Is it safe to pop! a Dict in a loop like this?

At the moment, the following code gives the result that I want (i.e. the for loop goes through each key in the dict once):

let mydict = Dict([i => rand() for i in 1:10])
    println(mydict)
    for k in keys(mydict)
        if isodd(k)
            val = pop!(mydict, k)
            println("$k\t$val")
        end
    end
    println(mydict)
end

Is this something that I can count on in future releases of Julia or would I need to change the “for” line to for k in copy(keys(mydict)) in order to be sure that I would always run the loop once for each key?

No, this isn’t safe. Any modification of a dict while iterating it can potentially mess things up. Instead you’ll want to collect the keys into a vector and iterate that. Or use filter! which does this safely.

7 Likes

Thanks, so you are saying that it is better to modify the code to:

let mydict = Dict([i => rand() for i in 1:10])
    println(mydict)
    for k in collect(keys(mydict))
        if isodd(k)
            val = pop!(mydict, k)
            println("$k\t$val")
        end
    end
    println(mydict)
end
1 Like

Yes, exactly.

1 Like

A filter! version as was suggested in the answer. This would be faster I think.

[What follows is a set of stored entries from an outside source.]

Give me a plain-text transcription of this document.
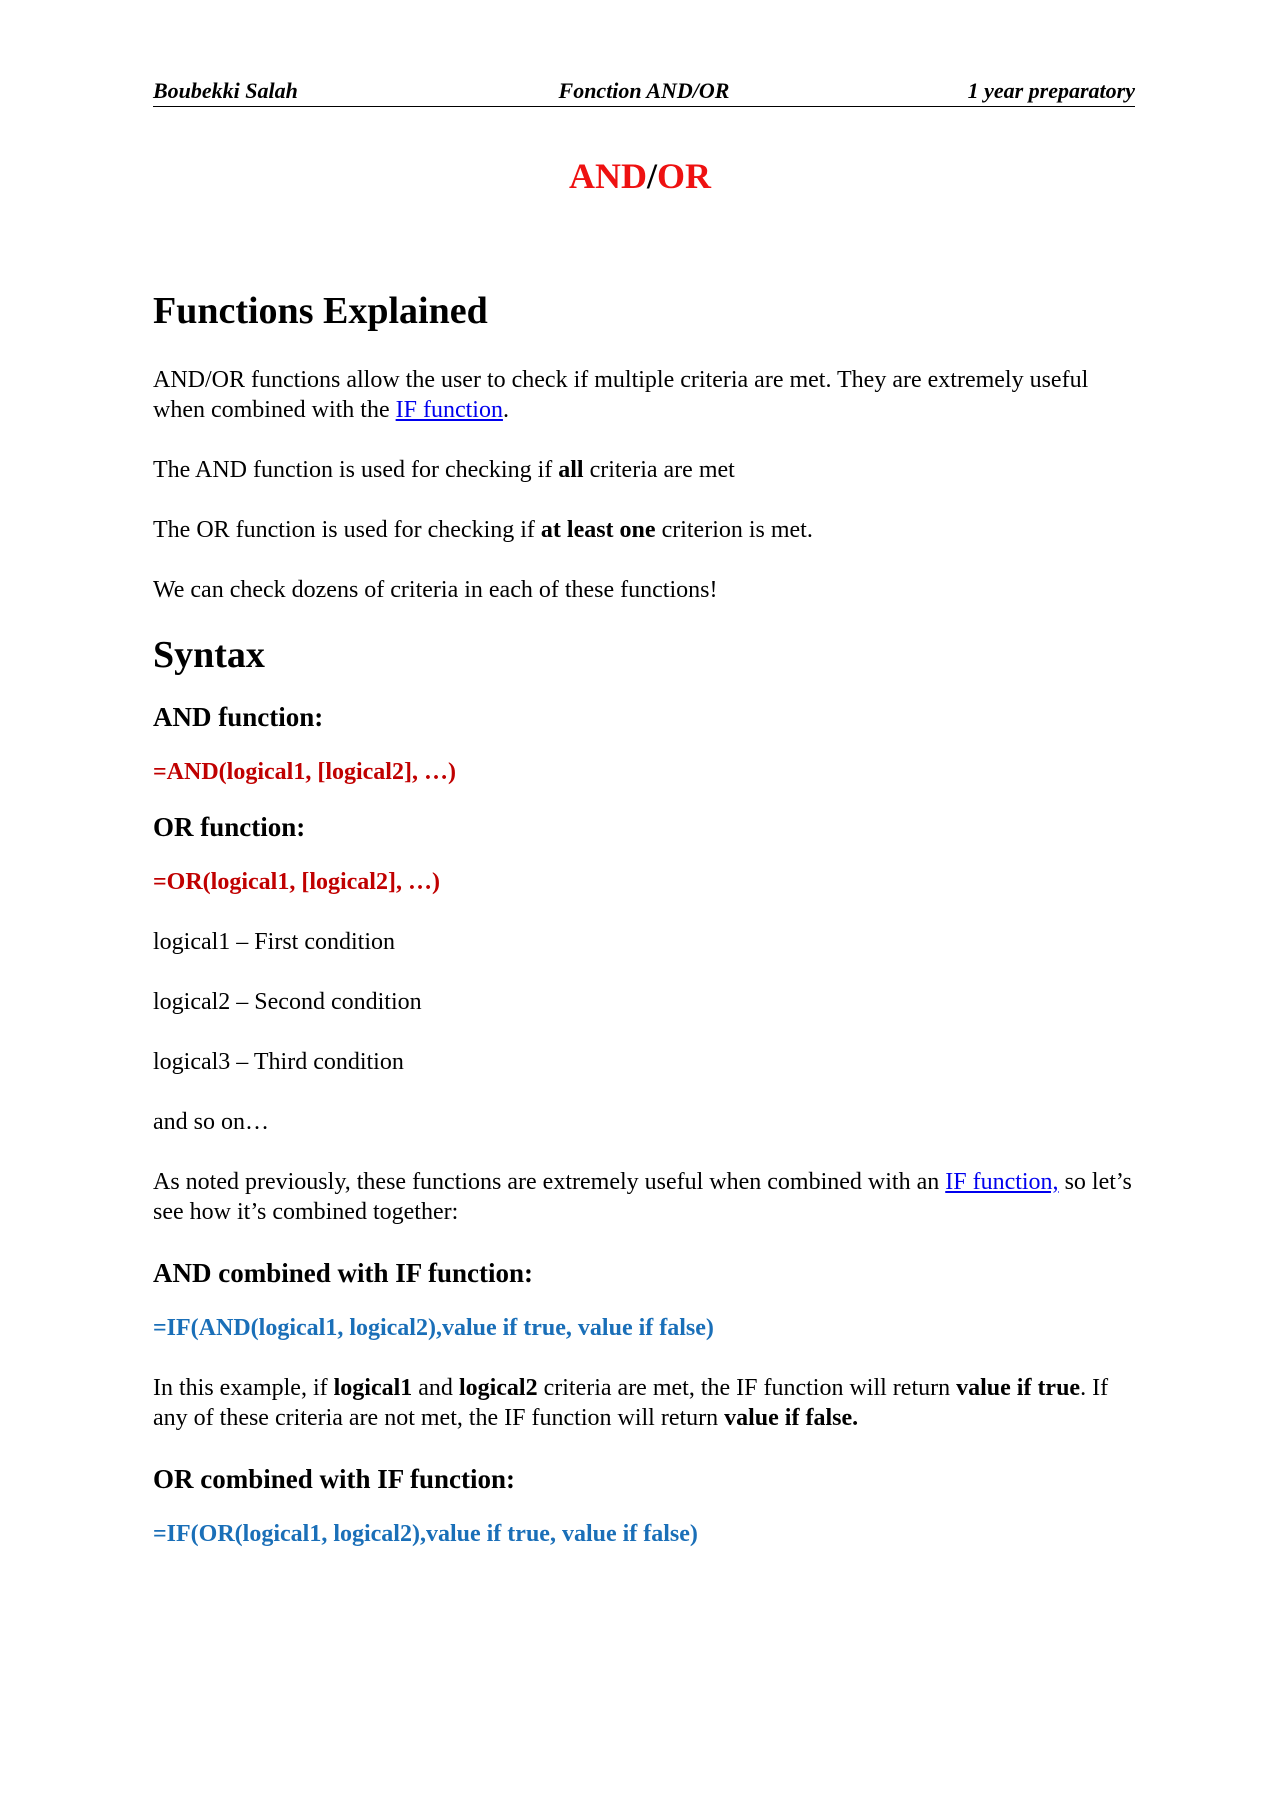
Boubekki Salah	Fonction AND/OR	1 year preparatory
AND/OR
Functions Explained

AND/OR functions allow the user to check if multiple criteria are met. They are extremely useful when combined with the IF function.

The AND function is used for checking if all criteria are met

The OR function is used for checking if at least one criterion is met.

We can check dozens of criteria in each of these functions!

Syntax
AND function:

=AND(logical1, [logical2], …)

OR function:

=OR(logical1, [logical2], …)

logical1 – First condition

logical2 – Second condition

logical3 – Third condition

and so on…

As noted previously, these functions are extremely useful when combined with an IF function, so let’s see how it’s combined together:

AND combined with IF function:

=IF(AND(logical1, logical2),value if true, value if false)

In this example, if logical1 and logical2 criteria are met, the IF function will return value if true. If any of these criteria are not met, the IF function will return value if false.

OR combined with IF function:

=IF(OR(logical1, logical2),value if true, value if false)
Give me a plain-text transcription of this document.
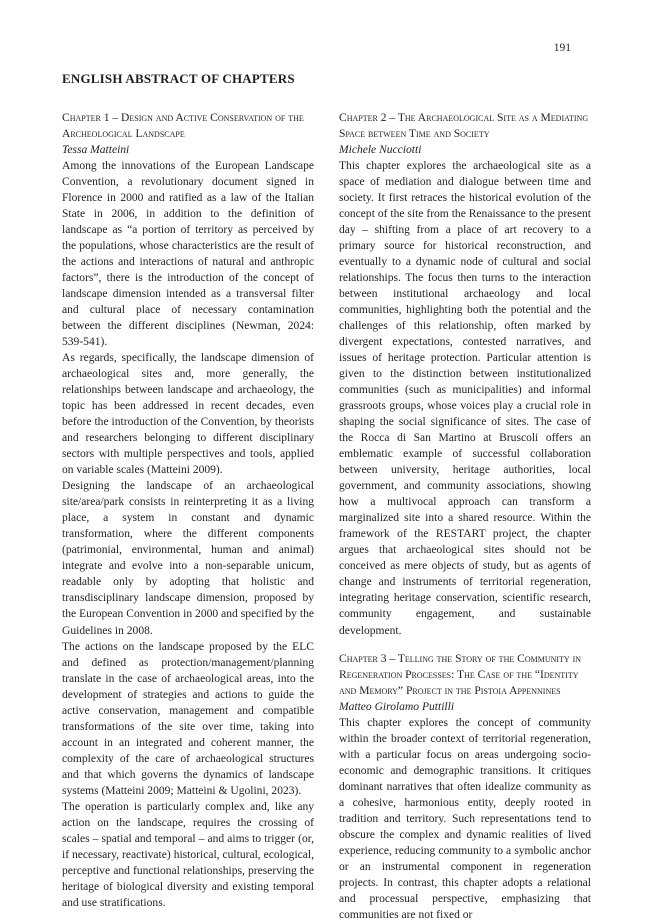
191
ENGLISH ABSTRACT OF CHAPTERS

Chapter 1 – Design and Active Conservation of the Archeological Landscape

Tessa Matteini

Among the innovations of the European Landscape Convention, a revolutionary document signed in Florence in 2000 and ratified as a law of the Italian State in 2006, in addition to the definition of landscape as “a portion of territory as perceived by the populations, whose characteristics are the result of the actions and interactions of natural and anthropic factors”, there is the introduction of the concept of landscape dimension intended as a transversal filter and cultural place of necessary contamination between the different disciplines (Newman, 2024: 539-541).

As regards, specifically, the landscape dimension of archaeological sites and, more generally, the relationships between landscape and archaeology, the topic has been addressed in recent decades, even before the introduction of the Convention, by theorists and researchers belonging to different disciplinary sectors with multiple perspectives and tools, applied on variable scales (Matteini 2009).

Designing the landscape of an archaeological site/area/park consists in reinterpreting it as a living place, a system in constant and dynamic transformation, where the different components (patrimonial, environmental, human and animal) integrate and evolve into a non-separable unicum, readable only by adopting that holistic and transdisciplinary landscape dimension, proposed by the European Convention in 2000 and specified by the Guidelines in 2008.

The actions on the landscape proposed by the ELC and defined as protection/management/planning translate in the case of archaeological areas, into the development of strategies and actions to guide the active conservation, management and compatible transformations of the site over time, taking into account in an integrated and coherent manner, the complexity of the care of archaeological structures and that which governs the dynamics of landscape systems (Matteini 2009; Matteini & Ugolini, 2023).

The operation is particularly complex and, like any action on the landscape, requires the crossing of scales – spatial and temporal – and aims to trigger (or, if necessary, reactivate) historical, cultural, ecological, perceptive and functional relationships, preserving the heritage of biological diversity and existing temporal and use stratifications.

Chapter 2 – The Archaeological Site as a Mediating Space between Time and Society

Michele Nucciotti

This chapter explores the archaeological site as a space of mediation and dialogue between time and society. It first retraces the historical evolution of the concept of the site from the Renaissance to the present day – shifting from a place of art recovery to a primary source for historical reconstruction, and eventually to a dynamic node of cultural and social relationships. The focus then turns to the interaction between institutional archaeology and local communities, highlighting both the potential and the challenges of this relationship, often marked by divergent expectations, contested narratives, and issues of heritage protection. Particular attention is given to the distinction between institutionalized communities (such as municipalities) and informal grassroots groups, whose voices play a crucial role in shaping the social significance of sites. The case of the Rocca di San Martino at Bruscoli offers an emblematic example of successful collaboration between university, heritage authorities, local government, and community associations, showing how a multivocal approach can transform a marginalized site into a shared resource. Within the framework of the RESTART project, the chapter argues that archaeological sites should not be conceived as mere objects of study, but as agents of change and instruments of territorial regeneration, integrating heritage conservation, scientific research, community engagement, and sustainable development.

Chapter 3 – Telling the Story of the Community in Regeneration Processes: The Case of the “Identity and Memory” Project in the Pistoia Appennines

Matteo Girolamo Puttilli

This chapter explores the concept of community within the broader context of territorial regeneration, with a particular focus on areas undergoing socio-economic and demographic transitions. It critiques dominant narratives that often idealize community as a cohesive, harmonious entity, deeply rooted in tradition and territory. Such representations tend to obscure the complex and dynamic realities of lived experience, reducing community to a symbolic anchor or an instrumental component in regeneration projects. In contrast, this chapter adopts a relational and processual perspective, emphasizing that communities are not fixed or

let mydict = Dict([i => rand(1:100) for i in 1:10])
    println(mydict)
    filter!(mydict) do (k,v)
        isodd(k) || return true
        println("$k\t$v")
        return false
    end
    println(mydict)
end

or (to reparaphrase code):

filter!(mydict) do (k,v)
    return isodd(k) ? (println("$k\t$v"); false) : true
end

and even shorter:

filter!(((k,v),)->isodd(k) ? (println("$k\t$v"); false) : true, mydict)
1 Like

Interesting, I would also think that it is faster, but it just feels wrong to have a filter that has side effects (in my actual scenario, the side effects are much more dramatic than a println). Am I the only one that feels that way about filter!?

It’s unlikely to be much faster—it’s just implemented with a for loop same as what you can write, but it can avoid the copy of the keys. I don’t think there’s a big issue with printing from a filter but yeah, it’s not strictly pure.

1 Like
foreach(k->delete!(mydict,k), 2:2:10)

Maybe a more general solution to this problem, would be to add a method to the vector splice! for Dicts:

function Base.splice!(d::AbstractDict, p::F) where {F}
    r = Vector{eltype(d)}()
    for (k,v) in d
        if p(k)
            push!(r, k=>v)
        end
    end
    for k in first.(r)
        delete!(d, k)
    end
    return r
end

and then the operation in the OP can look like:

foreach(splice!(mydict, isodd)) do (k,v)
    println("$k\t$v")
end

Some optimizations to the Base method should be applied, but the idea seems sound and faithful to splice!.

Shorter splice! implementation:

function Base.splice!(d::AbstractDict, p::F) where {F}
    r = [k=>v for (k,v) in d if p(k)]
    for k in first.(r) delete!(d, k); end
    r
end

What is the role of F here? How would this differ from:

function Base.splice!(d::AbstractDict, p)
    r = [k=>v for (k,v) in d if p(k)]
    for k in first.(r) delete!(d, k); end
    r
end

For everyone in the thread: Thanks for the suggestions. Until now I still feel that Stefans collect solution is best for my situation. This is because what I posted was a minimal working example. My actual situation is one where the keys are more chaotic than a simple sequence, the values are not simply Float64, the side effect is more tricky than println, the condition is more complex than isodd and it is only part of a function that is about 70 lines of code. I also expect that performance will not be significantly influenced by anything discussed in this thread, so code clarity and correctness are my main concerns.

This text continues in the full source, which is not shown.